Ada seorang bapak yang marah-marah karena di papan
pengumuman kantornya dipasang sebuah
daftar yang mencantumkan rekapitulasi absen apel pagi dan siang. Dia marah
karena dia merasa daftar itu tidak sesuai dengan keadaan riil di lapangan. Dia
protes karena dia tahu ada beberapa orang yang gak pernah apel tahu-tahu di situ tercantum terus mengikuti apel. Dia
meminta daftar itu diturunkan karena katanya bahaya jika wartawan sampai
tahu.LOL.
Aku tertawa.
Yah, gimana aku gak ketawa.
Sebenarnya, alasan sebenarnya dia marah dengan keberadaan
daftar itu apa sih?
Bahayanya apa kalau wartawan sampai tahu AS LONG AS dia juga
rajin apel?
Ya kan?
Fiuh….
Artinya saudara-saudara….
Jreng-jreng…dia jarang apel juga kan? LOL
Oke lah, mungkin frekuensi dia apel lebih sering dibanding
orang lain yang diprotesnya, wajar aja dia marah melihat daftar yang gak sesuai
riil. Aku ngerti dan turut merasakan kejengkelannya. TAPIIIII…kalo wartawan
tahu kan gak masalah as long as dia rajin apel :p
Orang gak akan bisa menyerang kita jika kita melakukan yang
benar kan?
Misal nih, aku marah ngeliat orang nyuri, padahal aku nyuri,
apa aku gak diketawain orang lain?
Oh, betapa benarnya kita harus hidup supaya orang lain (dan
bahkan iblis) gak punya kesempatan menyerang kita.
Naluri kita yang pertama adalah membela diri jika merasa
diserang ato tersinggung dengan teguran.
Jika kita merasa yang menegur adalah orang yang kelakuannya
tidak lebih benar dari kita, maka kita akan bilang:
KAYAK KAMU UDAH BENER AJA. KAMU KAN BLA…BLA…BLA…(lalu kita
menyebutkan daftar kesalahan dan dosa orang lain).
Lalu, jika kita ditegur oleh orang lain yang kita tahu
melakukan yang benar, kita akan bilang:
NGAPAIN SIH NGURUSIN ORANG LAIN, URUS AJA DIRI SENDIRI.
Sedih ya ada orang yang seperti itu? Gak bisa menerima teguran maksudku.
Sejujurnya, aku orang yang seperti itu. Sedih banget ya?
Dengan jujur aku mengakui, aku sulit menerima teguran.
Reaksiku umumnya kurang lebih sama dengan yang aku sebutkan di atas, sad but
true. Aku menyadarinya dan berjuang supaya bisa menerima teguran. Supaya bisa
menerima didikan. Itu yang aku pelajari belakangan ini di SINI. Benar-benar bukan hal yang mudah, apalagi jika aku sok pintar dan beranggapan
lebih baik dibanding orang lain, lebih sulit lagi :p Aku akan menceritakan
momen dimana aku berusaha berhenti sok pintar suatu hari nanti.
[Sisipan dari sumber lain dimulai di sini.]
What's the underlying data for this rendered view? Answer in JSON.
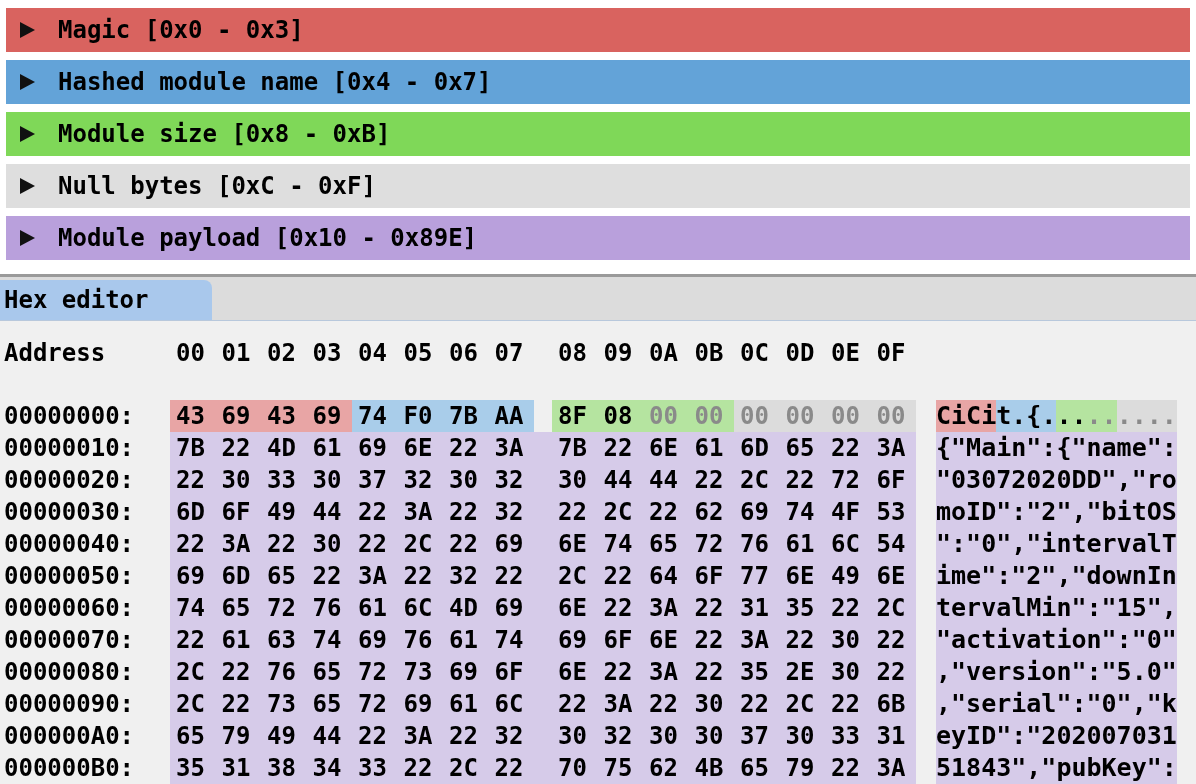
{
  "sections": [
    {
      "label": "Magic [0x0 - 0x3]",
      "color": "#d9635f",
      "expanded": false
    },
    {
      "label": "Hashed module name [0x4 - 0x7]",
      "color": "#63a3d8",
      "expanded": false
    },
    {
      "label": "Module size [0x8 - 0xB]",
      "color": "#7fd858",
      "expanded": false
    },
    {
      "label": "Null bytes [0xC - 0xF]",
      "color": "#dedede",
      "expanded": false
    },
    {
      "label": "Module payload [0x10 - 0x89E]",
      "color": "#b9a0dc",
      "expanded": false
    }
  ],
  "hex_editor": {
    "tab": {
      "label": "Hex editor",
      "selected": true
    },
    "address_header": "Address",
    "columns": [
      "00",
      "01",
      "02",
      "03",
      "04",
      "05",
      "06",
      "07",
      "08",
      "09",
      "0A",
      "0B",
      "0C",
      "0D",
      "0E",
      "0F"
    ],
    "rows": [
      {
        "address": "00000000:",
        "segments": [
          {
            "color": "#e8a5a5",
            "dim": false,
            "bytes": [
              "43",
              "69",
              "43",
              "69"
            ],
            "ascii": "CiCi"
          },
          {
            "color": "#a9cdea",
            "dim": false,
            "bytes": [
              "74",
              "F0",
              "7B",
              "AA"
            ],
            "ascii": "t.{."
          },
          {
            "color": "#b5e4a0",
            "dim": false,
            "bytes": [
              "8F",
              "08"
            ],
            "ascii": ".."
          },
          {
            "color": "#b5e4a0",
            "dim": true,
            "bytes": [
              "00",
              "00"
            ],
            "ascii": ".."
          },
          {
            "color": "#dcdcdc",
            "dim": true,
            "bytes": [
              "00",
              "00",
              "00",
              "00"
            ],
            "ascii": "...."
          }
        ]
      },
      {
        "address": "00000010:",
        "segments": [
          {
            "color": "#d6cbe9",
            "dim": false,
            "bytes": [
              "7B",
              "22",
              "4D",
              "61",
              "69",
              "6E",
              "22",
              "3A",
              "7B",
              "22",
              "6E",
              "61",
              "6D",
              "65",
              "22",
              "3A"
            ],
            "ascii": "{\"Main\":{\"name\":"
          }
        ]
      },
      {
        "address": "00000020:",
        "segments": [
          {
            "color": "#d6cbe9",
            "dim": false,
            "bytes": [
              "22",
              "30",
              "33",
              "30",
              "37",
              "32",
              "30",
              "32",
              "30",
              "44",
              "44",
              "22",
              "2C",
              "22",
              "72",
              "6F"
            ],
            "ascii": "\"03072020DD\",\"ro"
          }
        ]
      },
      {
        "address": "00000030:",
        "segments": [
          {
            "color": "#d6cbe9",
            "dim": false,
            "bytes": [
              "6D",
              "6F",
              "49",
              "44",
              "22",
              "3A",
              "22",
              "32",
              "22",
              "2C",
              "22",
              "62",
              "69",
              "74",
              "4F",
              "53"
            ],
            "ascii": "moID\":\"2\",\"bitOS"
          }
        ]
      },
      {
        "address": "00000040:",
        "segments": [
          {
            "color": "#d6cbe9",
            "dim": false,
            "bytes": [
              "22",
              "3A",
              "22",
              "30",
              "22",
              "2C",
              "22",
              "69",
              "6E",
              "74",
              "65",
              "72",
              "76",
              "61",
              "6C",
              "54"
            ],
            "ascii": "\":\"0\",\"intervalT"
          }
        ]
      },
      {
        "address": "00000050:",
        "segments": [
          {
            "color": "#d6cbe9",
            "dim": false,
            "bytes": [
              "69",
              "6D",
              "65",
              "22",
              "3A",
              "22",
              "32",
              "22",
              "2C",
              "22",
              "64",
              "6F",
              "77",
              "6E",
              "49",
              "6E"
            ],
            "ascii": "ime\":\"2\",\"downIn"
          }
        ]
      },
      {
        "address": "00000060:",
        "segments": [
          {
            "color": "#d6cbe9",
            "dim": false,
            "bytes": [
              "74",
              "65",
              "72",
              "76",
              "61",
              "6C",
              "4D",
              "69",
              "6E",
              "22",
              "3A",
              "22",
              "31",
              "35",
              "22",
              "2C"
            ],
            "ascii": "tervalMin\":\"15\","
          }
        ]
      },
      {
        "address": "00000070:",
        "segments": [
          {
            "color": "#d6cbe9",
            "dim": false,
            "bytes": [
              "22",
              "61",
              "63",
              "74",
              "69",
              "76",
              "61",
              "74",
              "69",
              "6F",
              "6E",
              "22",
              "3A",
              "22",
              "30",
              "22"
            ],
            "ascii": "\"activation\":\"0\""
          }
        ]
      },
      {
        "address": "00000080:",
        "segments": [
          {
            "color": "#d6cbe9",
            "dim": false,
            "bytes": [
              "2C",
              "22",
              "76",
              "65",
              "72",
              "73",
              "69",
              "6F",
              "6E",
              "22",
              "3A",
              "22",
              "35",
              "2E",
              "30",
              "22"
            ],
            "ascii": ",\"version\":\"5.0\""
          }
        ]
      },
      {
        "address": "00000090:",
        "segments": [
          {
            "color": "#d6cbe9",
            "dim": false,
            "bytes": [
              "2C",
              "22",
              "73",
              "65",
              "72",
              "69",
              "61",
              "6C",
              "22",
              "3A",
              "22",
              "30",
              "22",
              "2C",
              "22",
              "6B"
            ],
            "ascii": ",\"serial\":\"0\",\"k"
          }
        ]
      },
      {
        "address": "000000A0:",
        "segments": [
          {
            "color": "#d6cbe9",
            "dim": false,
            "bytes": [
              "65",
              "79",
              "49",
              "44",
              "22",
              "3A",
              "22",
              "32",
              "30",
              "32",
              "30",
              "30",
              "37",
              "30",
              "33",
              "31"
            ],
            "ascii": "eyID\":\"202007031"
          }
        ]
      },
      {
        "address": "000000B0:",
        "segments": [
          {
            "color": "#d6cbe9",
            "dim": false,
            "bytes": [
              "35",
              "31",
              "38",
              "34",
              "33",
              "22",
              "2C",
              "22",
              "70",
              "75",
              "62",
              "4B",
              "65",
              "79",
              "22",
              "3A"
            ],
            "ascii": "51843\",\"pubKey\":"
          }
        ]
      }
    ]
  }
}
Aku gak mau lagi ah jadi orang bebal yang gak bisa menerima
teguran. Tuhan bisa pakai siapa saja untuk menegurku, kalaupun Ia memakai orang
yang aku anggap gak layak memberikan teguran. Well, aku belajar fokus pada isi
tegurannya , bukan manusia yang menegurku. Karena aku tahu gak ada manusia yang
sempurna. Aku juga gak sempurna. Tapi aku mau disempurnakan olehNya melalui
segala koreksiNya melalui apapun, siapapun.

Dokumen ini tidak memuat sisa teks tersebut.